We need to find which of the vectors \(\vec{u}\), \(\vec{v}\), \(\vec{w}\), \(\vec{x}\) and \(\vec{y}\) are linearly dependent (and therefore remove them to from the basis).
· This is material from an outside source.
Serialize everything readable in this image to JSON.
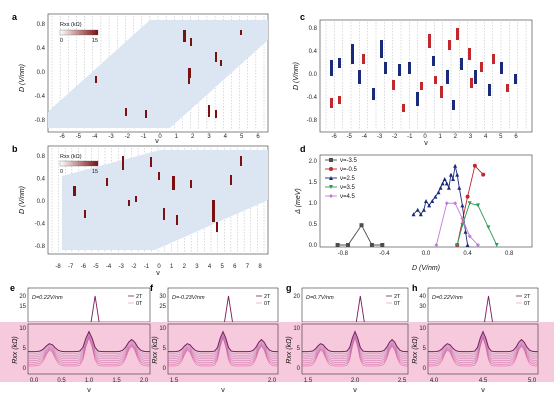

\[\begin{split} \begin{align*} & \left( \begin{array}{ccccc|c} 1 & 1 & 2 & 1 & 1 & 0 \\ 2 & -1 & 1 & -1 & -1 & 0 \\ 3 & 2 & 5 & 0 & 0 & 0 \\ 4 & 0 & 3 & 3 & 4 & 0 \end{array} \right) \begin{matrix} \\ R_2 - 2R_1 \\ R_3 - 3R_1 \\ R_4 - 4R_1 \end{matrix} & \longrightarrow & \left( \begin{array}{ccccc|c} 1 & 1 & 2 & 1 & 1 & 0 \\ 0 & -3 & -3 & -3 & -3 & 0 \\ 0 & -1 & -1 & -3 & -3 & 0 \\ 0 & -4 & -5 & -1 & 0 & 0 \end{array} \right) \begin{matrix} \\ -\frac{1}{3}R_2 \\ \phantom{x} \\ \phantom{x} \end{matrix} \\ \\ \longrightarrow & \left( \begin{array}{ccccc|c} 1 & 1 & 2 & 1 & 1 & 0 \\ 0 & 1 & 1 & 1 & 1 & 0 \\ 0 & -1 & -1 & -3 & -3 & 0 \\ 0 & -4 & -5 & -1 & 0 & 0 \end{array} \right) \begin{matrix} R_1 - R_2 \\ \\ R_3 + R_2 \\ R_4 + 4R_2 \end{matrix} & \longrightarrow & \left( \begin{array}{ccccc|c} 1 & 0 & 1 & 0 & 0 & 0 \\ 0 & 1 & 1 & 1 & 1 & 0 \\ 0 & 0 & 0 & -2 & -2 & 0 \\ 0 & 0 & -1 & 3 & 4 & 0 \end{array} \right) \begin{matrix} \\ \\ R_3 \leftrightarrow R_4 \\ \phantom{x} \end{matrix} \\ \\ \longrightarrow & \left( \begin{array}{ccccc|c} 1 & 0 & 1 & 0 & 0 & 0 \\ 0 & 1 & 1 & 1 & 1 & 0 \\ 0 & 0 & -1 & 3 & 4 & 0 \\ 0 & 0 & 0 & -2 & -2 & 0 \end{array} \right) \begin{matrix} \\ \\ -R_3 \\ \phantom{x} \end{matrix} & \longrightarrow & \left( \begin{array}{ccccc|c} 1 & 0 & 1 & 0 & 0 & 0 \\ 0 & 1 & 1 & 1 & 1 & 0 \\ 0 & 0 & 1 & -3 & -4 & 0 \\ 0 & 0 & 0 & -2 & -2 & 0 \end{array} \right) \begin{matrix} R_1 - R_3 \\ R_2 - R_3 \\ \phantom{x} \\ \phantom{x} \end{matrix} \\ \\ \longrightarrow & \left( \begin{array}{ccccc|c} 1 & 0 & 0 & 3 & 4 & 0 \\ 0 & 1 & 0 & 4 & 5 & 0 \\ 0 & 0 & 1 & -3 & -4 & 0 \\ 0 & 0 & 0 & -2 & -2 & 0 \end{array} \right) \begin{matrix} \\ \\ \\ -\frac{1}{2}R_4 \end{matrix} & \longrightarrow & \left( \begin{array}{ccccc|c} 1 & 0 & 0 & 3 & 4 & 0 \\ 0 & 1 & 0 & 4 & 5 & 0 \\ 0 & 0 & 1 & -3 & -4 & 0 \\ 0 & 0 & 0 & 1 & 1 & 0 \end{array} \right) \begin{matrix} R_1 - 3 R_4 \\ R_2 - 4R_4 \\ R_3 + 3R_4 \\ \phantom{x} \end{matrix} \\ \\ \longrightarrow & \left( \begin{array}{ccccc|c} 1 & 0 & 0 & 0 & 1 & 0 \\ 0 & 1 & 0 & 0 & 1 & 0 \\ 0 & 0 & 1 & 0 & -1 & 0 \\ 0 & 0 & 0 & 1 & 1 & 0 \end{array} \right) \end{align*} \end{split}\]

The fifth column does not have a pivot element so \(\vec{y}\) is linearly dependent on the other vectors, therefore a basis for \(W\) is \(\{ \vec{u}, \vec{v}, \vec{w}, \vec{x}\}\) and \(\dim(W) = 4\).